Friday, April 27, 2007
Torture to Listen To
It was, of course, too good to last. But for two shining, hopeful minutes on Thursday, Michael Hlinka almost made sense.
Karen Mare must have been embarrassed to have to let this guy on her program. Her being the one who has actually travelled to Africa and talked to farmers who all had an intimate knowledge of how the World Bank operates, and him being just some twerp who as far as I can tell isn't even a working economist.
Hlinka is taking the classic American right wing line that because there are problems in some institution that was meant to serve some public good that clearly the whole idea was a mistake in the first place and it should be scrapped. Funny, though, that the Enron scandal didn't cause him and others like him to call for the end of corporate-friendly capitalism.

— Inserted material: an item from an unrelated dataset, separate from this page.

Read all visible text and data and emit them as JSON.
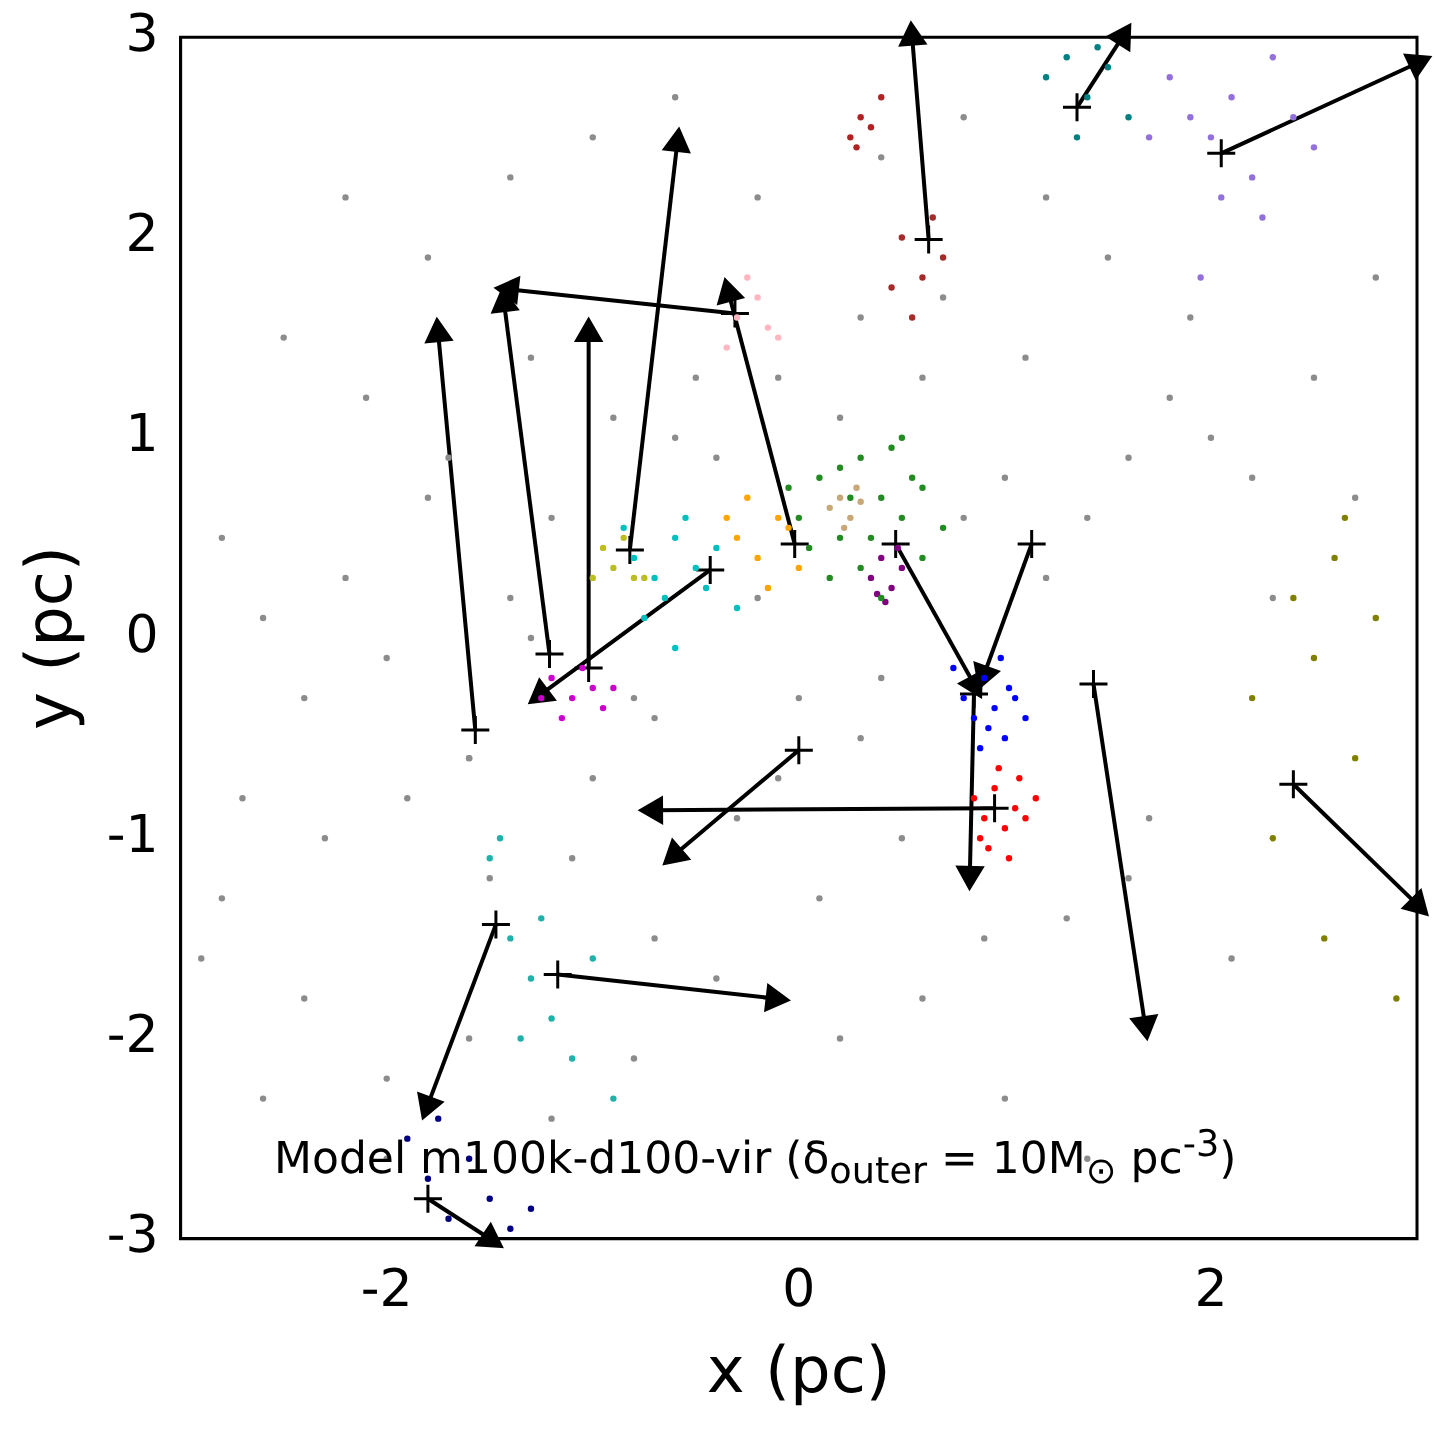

And yeah, I'm as familiar as any sheltered first-worlder can be expected to be with how rotten the World Bank and IMF are and how their policies are to the detriment of the countries they are meant to be helping. However, if Mr. Hlinka were to -- God forbid -- get on a plane and go talk to an African farmer about it, and suggest that the ideal solution would be to completely pull out and wait for private banks to roll in and start doing business there, the farmer would simply laugh in his pasty little face. Private Western economic interests already tell the World Bank what to do, letting them have at their victims directly is not any kind of solution.